Marijuana’s sober sibling “hemp” — used for millennia as a food, fuel, and fiber — returns to American fields this year in another sign of the end of prohibition.
The State of Colorado — which legalized hemp farming at the ballot in 2012 — closed the application period for hemp farmers this week, and roughly, 1,300 acres of the drought-resistant, tough, cane-like plant could be sown, reports state. America has a half-billion dollar hemp industry for hemp oil, seeds, and fiber — and that is despite a federal war on marijuana and hemp which has prevented its legal, domestic cultivation. US hemp revenue is handed over to importers from Canada and China.

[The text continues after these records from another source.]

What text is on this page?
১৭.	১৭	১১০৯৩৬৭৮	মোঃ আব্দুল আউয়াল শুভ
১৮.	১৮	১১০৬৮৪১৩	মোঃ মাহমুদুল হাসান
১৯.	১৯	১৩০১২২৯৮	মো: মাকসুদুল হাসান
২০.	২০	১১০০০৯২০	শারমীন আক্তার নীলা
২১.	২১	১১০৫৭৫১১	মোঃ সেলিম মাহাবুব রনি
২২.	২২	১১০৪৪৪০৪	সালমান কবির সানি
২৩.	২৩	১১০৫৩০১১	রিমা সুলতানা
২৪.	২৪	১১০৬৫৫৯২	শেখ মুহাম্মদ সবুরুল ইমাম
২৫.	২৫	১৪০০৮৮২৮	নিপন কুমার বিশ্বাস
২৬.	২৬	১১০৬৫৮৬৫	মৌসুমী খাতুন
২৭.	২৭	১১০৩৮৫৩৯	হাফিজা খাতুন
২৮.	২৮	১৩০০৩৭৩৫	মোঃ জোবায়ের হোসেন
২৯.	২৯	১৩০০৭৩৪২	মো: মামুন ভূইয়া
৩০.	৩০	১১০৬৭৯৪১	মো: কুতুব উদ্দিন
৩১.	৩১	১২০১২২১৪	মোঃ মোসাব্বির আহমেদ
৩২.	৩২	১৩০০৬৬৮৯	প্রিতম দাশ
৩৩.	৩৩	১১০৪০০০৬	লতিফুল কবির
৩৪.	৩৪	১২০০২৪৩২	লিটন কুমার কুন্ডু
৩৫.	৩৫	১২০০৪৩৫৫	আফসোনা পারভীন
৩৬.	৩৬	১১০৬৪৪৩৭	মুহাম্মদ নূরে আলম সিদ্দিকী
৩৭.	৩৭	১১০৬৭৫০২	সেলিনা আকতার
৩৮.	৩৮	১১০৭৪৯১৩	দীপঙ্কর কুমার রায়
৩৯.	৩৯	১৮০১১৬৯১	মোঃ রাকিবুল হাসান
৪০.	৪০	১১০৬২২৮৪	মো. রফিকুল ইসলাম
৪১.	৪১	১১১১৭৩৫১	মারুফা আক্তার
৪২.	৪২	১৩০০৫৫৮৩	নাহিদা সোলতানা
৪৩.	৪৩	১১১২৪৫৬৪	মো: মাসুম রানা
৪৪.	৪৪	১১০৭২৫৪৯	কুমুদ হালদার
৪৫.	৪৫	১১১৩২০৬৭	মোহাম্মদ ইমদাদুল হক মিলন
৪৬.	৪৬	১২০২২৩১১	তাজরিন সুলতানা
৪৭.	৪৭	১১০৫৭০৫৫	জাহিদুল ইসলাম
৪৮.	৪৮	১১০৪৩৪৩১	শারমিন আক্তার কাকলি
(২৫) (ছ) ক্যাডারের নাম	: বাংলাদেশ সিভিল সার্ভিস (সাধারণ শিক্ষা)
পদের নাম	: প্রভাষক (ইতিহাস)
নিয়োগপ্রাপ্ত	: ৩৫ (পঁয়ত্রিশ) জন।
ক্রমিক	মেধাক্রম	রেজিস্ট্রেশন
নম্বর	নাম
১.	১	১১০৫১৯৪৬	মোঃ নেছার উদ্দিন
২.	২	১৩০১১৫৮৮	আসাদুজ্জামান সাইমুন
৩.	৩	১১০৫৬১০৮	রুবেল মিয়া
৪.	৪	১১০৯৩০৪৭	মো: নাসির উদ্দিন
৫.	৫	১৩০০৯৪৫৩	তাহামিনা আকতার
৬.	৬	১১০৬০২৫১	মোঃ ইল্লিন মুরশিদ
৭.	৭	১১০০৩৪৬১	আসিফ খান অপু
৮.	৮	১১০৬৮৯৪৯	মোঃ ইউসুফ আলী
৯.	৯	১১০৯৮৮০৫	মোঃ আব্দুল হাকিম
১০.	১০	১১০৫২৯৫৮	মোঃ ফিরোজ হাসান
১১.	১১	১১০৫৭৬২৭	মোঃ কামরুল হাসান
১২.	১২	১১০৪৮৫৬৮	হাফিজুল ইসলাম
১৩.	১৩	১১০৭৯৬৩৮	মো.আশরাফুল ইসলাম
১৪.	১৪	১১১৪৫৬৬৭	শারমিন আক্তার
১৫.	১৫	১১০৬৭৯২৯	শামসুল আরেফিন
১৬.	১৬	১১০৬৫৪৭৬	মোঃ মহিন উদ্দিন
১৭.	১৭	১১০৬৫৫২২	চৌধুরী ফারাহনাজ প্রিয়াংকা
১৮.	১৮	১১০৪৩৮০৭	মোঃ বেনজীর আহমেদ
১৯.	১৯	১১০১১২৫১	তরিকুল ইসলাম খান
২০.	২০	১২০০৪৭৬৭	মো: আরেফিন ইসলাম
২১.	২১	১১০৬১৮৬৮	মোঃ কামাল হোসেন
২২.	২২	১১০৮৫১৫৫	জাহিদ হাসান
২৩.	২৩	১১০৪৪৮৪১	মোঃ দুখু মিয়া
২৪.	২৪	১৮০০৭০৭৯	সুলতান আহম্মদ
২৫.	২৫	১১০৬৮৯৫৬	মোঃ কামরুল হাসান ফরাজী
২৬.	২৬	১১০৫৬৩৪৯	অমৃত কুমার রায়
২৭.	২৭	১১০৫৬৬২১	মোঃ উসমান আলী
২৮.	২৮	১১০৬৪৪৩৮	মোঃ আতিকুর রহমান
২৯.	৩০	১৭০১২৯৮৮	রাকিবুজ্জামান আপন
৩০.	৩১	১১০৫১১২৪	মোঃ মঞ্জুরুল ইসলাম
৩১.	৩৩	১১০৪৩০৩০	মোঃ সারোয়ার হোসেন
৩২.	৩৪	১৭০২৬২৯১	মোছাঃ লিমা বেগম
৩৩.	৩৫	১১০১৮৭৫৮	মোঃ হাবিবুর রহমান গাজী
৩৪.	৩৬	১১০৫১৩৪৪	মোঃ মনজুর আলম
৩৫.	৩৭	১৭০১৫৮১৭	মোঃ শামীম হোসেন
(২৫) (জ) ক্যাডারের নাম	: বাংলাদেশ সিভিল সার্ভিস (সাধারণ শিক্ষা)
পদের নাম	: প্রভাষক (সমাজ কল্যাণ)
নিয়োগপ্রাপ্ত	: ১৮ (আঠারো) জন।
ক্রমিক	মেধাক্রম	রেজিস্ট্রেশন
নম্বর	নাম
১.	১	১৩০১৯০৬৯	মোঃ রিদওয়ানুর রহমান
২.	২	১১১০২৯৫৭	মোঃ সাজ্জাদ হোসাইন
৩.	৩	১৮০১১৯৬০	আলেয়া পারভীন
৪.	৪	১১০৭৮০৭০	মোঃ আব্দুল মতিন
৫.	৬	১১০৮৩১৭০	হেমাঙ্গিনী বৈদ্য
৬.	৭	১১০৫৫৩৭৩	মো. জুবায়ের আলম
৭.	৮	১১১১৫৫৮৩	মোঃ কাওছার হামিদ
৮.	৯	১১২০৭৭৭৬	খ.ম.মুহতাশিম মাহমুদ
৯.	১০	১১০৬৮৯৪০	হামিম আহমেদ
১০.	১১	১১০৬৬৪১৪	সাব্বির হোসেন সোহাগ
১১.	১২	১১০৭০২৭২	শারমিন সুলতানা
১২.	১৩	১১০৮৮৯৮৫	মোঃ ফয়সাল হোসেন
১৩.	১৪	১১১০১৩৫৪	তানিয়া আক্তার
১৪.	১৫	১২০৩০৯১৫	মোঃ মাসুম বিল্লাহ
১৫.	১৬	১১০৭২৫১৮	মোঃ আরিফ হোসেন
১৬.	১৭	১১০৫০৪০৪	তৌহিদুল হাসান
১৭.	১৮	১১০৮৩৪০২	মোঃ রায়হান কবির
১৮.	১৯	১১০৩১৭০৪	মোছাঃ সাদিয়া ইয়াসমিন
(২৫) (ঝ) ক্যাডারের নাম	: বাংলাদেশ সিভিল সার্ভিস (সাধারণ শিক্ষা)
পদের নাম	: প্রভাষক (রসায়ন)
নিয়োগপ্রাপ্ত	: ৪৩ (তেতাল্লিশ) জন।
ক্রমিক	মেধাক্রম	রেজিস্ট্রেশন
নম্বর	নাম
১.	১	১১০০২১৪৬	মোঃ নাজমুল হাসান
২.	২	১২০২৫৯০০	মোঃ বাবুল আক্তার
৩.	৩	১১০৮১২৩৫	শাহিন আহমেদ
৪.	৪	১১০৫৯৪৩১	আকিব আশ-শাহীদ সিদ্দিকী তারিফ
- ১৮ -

But that is ending. The massive US Farm Bill passed this year green-lights hemp research in any states allowing it, and states are lining up to do so. Even Republican know-nothing Mitch McConnell is welcoming hemp back into its former home of Kentucky.
Colorado farmers had to smuggle in seeds for this year’s hemp crop — which won’t get you high. Hemp farmers technically face felony federal marijuana cultivation charges, but that seems unlikely. A more real concern is cross-pollination.
Pollen from hemp fields can travel as far as three miles and — ironically — pollinate and destroy batches of consumer marijuana, which is an all-female crop that must remain unfertilized through harvesting. In other words, the dawn of “hemp districts” and “cannabis-only districts” seems imminent.